Once the spec is locked, fromSpec derives the architecture from it: the data model, entity relationships, and the API surface. Only then does it generate the interactive preview. The reason is fidelity. A prototype rendered before the data model exists is just decoration: pretty screens with no relationship to what the code will actually do. A prototype rendered from a real ER model and route map is a faithful proxy. The forms map to real entities, the navigation maps to real flows. When you approve that preview, you're approving something the generated code will actually match.
So the pipeline reads: lock what (spec), derive how (architecture), see it (preview), build it (code). Each stage narrows the space the next one operates in.

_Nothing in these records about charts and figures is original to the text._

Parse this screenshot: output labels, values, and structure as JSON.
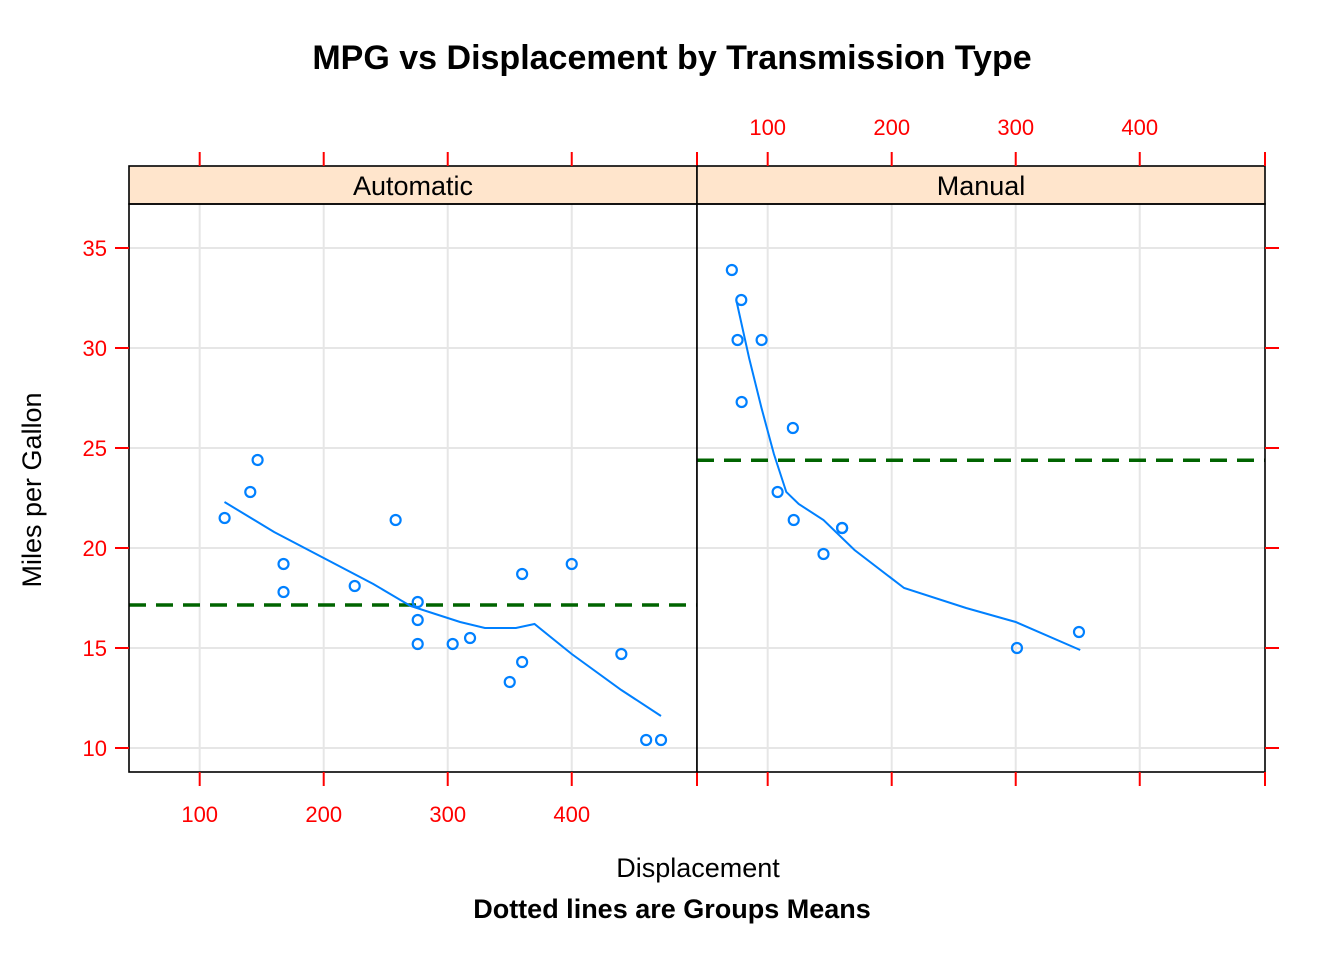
{
  "chart_data": {
    "type": "scatter",
    "title": "MPG vs Displacement by Transmission Type",
    "xlabel": "Displacement",
    "sub": "Dotted lines are Groups Means",
    "ylabel": "Miles per Gallon",
    "xlim": [
      43,
      501
    ],
    "ylim": [
      8.8,
      37.2
    ],
    "xticks": [
      100,
      200,
      300,
      400
    ],
    "xtick_labels": [
      "100",
      "200",
      "300",
      "400"
    ],
    "yticks": [
      10,
      15,
      20,
      25,
      30,
      35
    ],
    "ytick_labels": [
      "10",
      "15",
      "20",
      "25",
      "30",
      "35"
    ],
    "colors": {
      "points": "#0080ff",
      "smooth": "#0080ff",
      "mean_line": "#006400",
      "ticks": "#ff0000",
      "strip": "#ffe5cc",
      "grid": "#e6e6e6"
    },
    "panels": [
      {
        "name": "Automatic",
        "x": [
          120.1,
          140.8,
          146.7,
          167.6,
          167.6,
          225,
          258,
          275.8,
          275.8,
          275.8,
          304,
          318,
          350,
          360,
          360,
          400,
          440,
          460,
          472
        ],
        "y": [
          21.5,
          22.8,
          24.4,
          19.2,
          17.8,
          18.1,
          21.4,
          17.3,
          16.4,
          15.2,
          15.2,
          15.5,
          13.3,
          14.3,
          18.7,
          19.2,
          14.7,
          10.4,
          10.4
        ],
        "mean": 17.15,
        "smooth": {
          "x": [
            120,
            160,
            200,
            240,
            270,
            290,
            310,
            330,
            355,
            370,
            400,
            440,
            472
          ],
          "y": [
            22.3,
            20.8,
            19.5,
            18.2,
            17.1,
            16.7,
            16.3,
            16.0,
            16.0,
            16.2,
            14.7,
            12.9,
            11.6
          ]
        }
      },
      {
        "name": "Manual",
        "x": [
          71.1,
          75.7,
          78.7,
          79,
          95.1,
          108,
          120.3,
          121,
          145,
          160,
          160,
          301,
          351
        ],
        "y": [
          33.9,
          30.4,
          32.4,
          27.3,
          30.4,
          22.8,
          26.0,
          21.4,
          19.7,
          21.0,
          21.0,
          15.0,
          15.8
        ],
        "mean": 24.39,
        "smooth": {
          "x": [
            75,
            85,
            95,
            105,
            115,
            125,
            145,
            170,
            210,
            260,
            300,
            352
          ],
          "y": [
            32.3,
            29.5,
            27.0,
            24.7,
            22.8,
            22.2,
            21.4,
            19.9,
            18.0,
            17.0,
            16.3,
            14.9
          ]
        }
      }
    ]
  }
}
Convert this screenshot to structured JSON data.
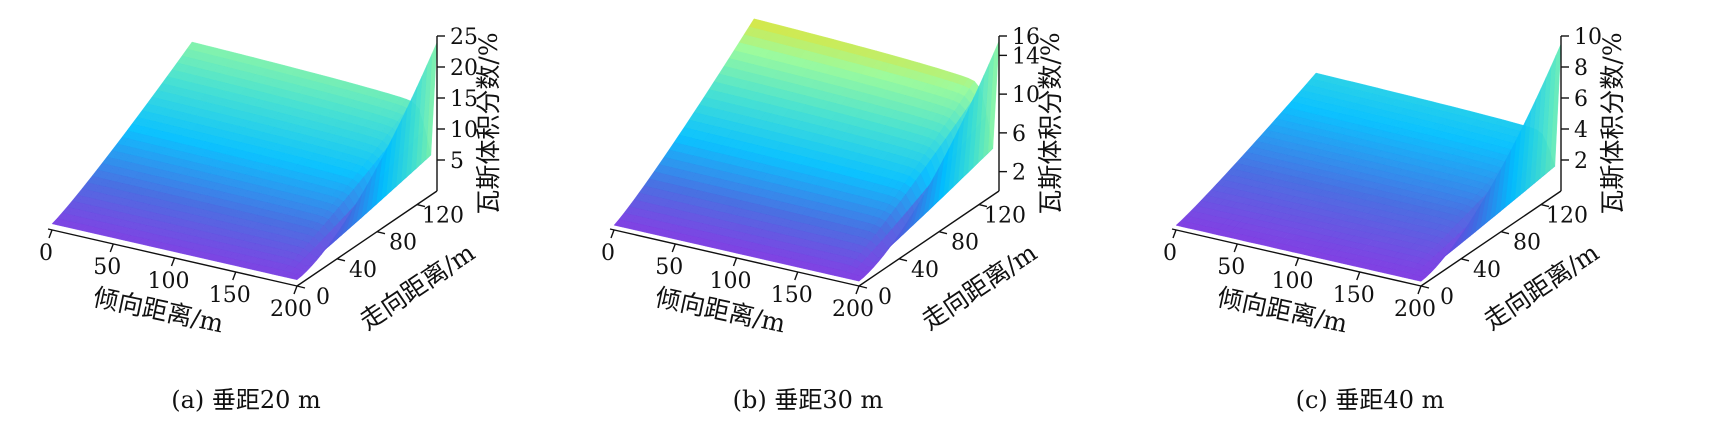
{
  "chart_data": [
    {
      "type": "surface",
      "caption": "(a)  垂距20 m",
      "xlabel": "倾向距离/m",
      "ylabel": "走向距离/m",
      "zlabel": "瓦斯体积分数/%",
      "xticks": [
        0,
        50,
        100,
        150,
        200
      ],
      "yticks": [
        0,
        40,
        80,
        120
      ],
      "zticks": [
        5,
        10,
        15,
        20,
        25
      ],
      "xlim": [
        0,
        200
      ],
      "ylim": [
        0,
        140
      ],
      "zlim": [
        0,
        25
      ],
      "surface": {
        "low_value": 1,
        "plateau_value": 15,
        "peak_value": 24,
        "transition_x": 195,
        "colormap": [
          "#8a2be2",
          "#4169e1",
          "#00bfff",
          "#40e0d0",
          "#98fb98",
          "#ffd700",
          "#ff4500"
        ]
      }
    },
    {
      "type": "surface",
      "caption": "(b)  垂距30 m",
      "xlabel": "倾向距离/m",
      "ylabel": "走向距离/m",
      "zlabel": "瓦斯体积分数/%",
      "xticks": [
        0,
        50,
        100,
        150,
        200
      ],
      "yticks": [
        0,
        40,
        80,
        120
      ],
      "zticks": [
        2,
        6,
        10,
        14,
        16
      ],
      "xlim": [
        0,
        200
      ],
      "ylim": [
        0,
        140
      ],
      "zlim": [
        0,
        16
      ],
      "surface": {
        "low_value": 0.5,
        "plateau_value": 12,
        "peak_value": 15.5,
        "transition_x": 195,
        "colormap": [
          "#8a2be2",
          "#4169e1",
          "#00bfff",
          "#40e0d0",
          "#98fb98",
          "#ffd700",
          "#ff4500"
        ]
      }
    },
    {
      "type": "surface",
      "caption": "(c)  垂距40 m",
      "xlabel": "倾向距离/m",
      "ylabel": "走向距离/m",
      "zlabel": "瓦斯体积分数/%",
      "xticks": [
        0,
        50,
        100,
        150,
        200
      ],
      "yticks": [
        0,
        40,
        80,
        120
      ],
      "zticks": [
        2,
        4,
        6,
        8,
        10
      ],
      "xlim": [
        0,
        200
      ],
      "ylim": [
        0,
        140
      ],
      "zlim": [
        0,
        10
      ],
      "surface": {
        "low_value": 0.3,
        "plateau_value": 4,
        "peak_value": 9.5,
        "transition_x": 195,
        "colormap": [
          "#8a2be2",
          "#4169e1",
          "#00bfff",
          "#40e0d0",
          "#98fb98",
          "#ffd700",
          "#ff4500"
        ]
      }
    }
  ]
}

Human checkpoints where they count
Determinism and automation are not the same thing, and fromSpec is deliberately not autonomous. You approve the spec before anything is derived from it. You approve the preview before a line of application code is generated. Nothing advances on its own. The model proposes, you decide. The checkpoints sit exactly where a wrong assumption is cheap to fix (a spec edit) instead of where it's expensive (a rewrite).
This is the opposite of the agent that runs for twenty minutes and hands you a surprise. The surprises are front-loaded into artifacts you can read.
Code as a compiled artifact
When generation runs, you get a real project in a real stack: FastAPI, React (Vite), and PostgreSQL, or Next.js, with database models, API routes, frontend pages, and capability modules (auth, payments, email) wired in. Architecture, ER, and API documentation are available alongside it, and the project ships with Docker and CI/CD scaffolding so docker compose up gives you a running app. You can push the generated code straight to your own GitHub repo.
There's no runtime dependency on fromSpec. The output is a normal codebase you own and maintain. fromSpec compiled it. It doesn't host it, gate it, or sit in its request path. If you walked away tomorrow, your app would keep running.
What determinism buys you
Three things:
- Reviewability. The unit of review is a structured spec and an architecture you can read, not an opaque code dump. Stakeholders align on the spec before money is spent on code.
- Predictable cost. Generation is scoped per stage against a fixed input, so you're not paying for open-ended regeneration loops. The spend tracks the work, not the model's mood.
- Less drift, safer iteration. Requirements are pinned in the spec before code exists, and you iterate by editing the spec and regenerating from it, not by re-prompting and hoping the model preserves what you liked.
Prompt-to-code asks the model to be an oracle. fromSpec asks it to be a compiler stage. Oracles are exciting in the demo and exhausting in the maintenance window. A compiler is boring, and boring is exactly what you want standing between an idea and the code you'll live with.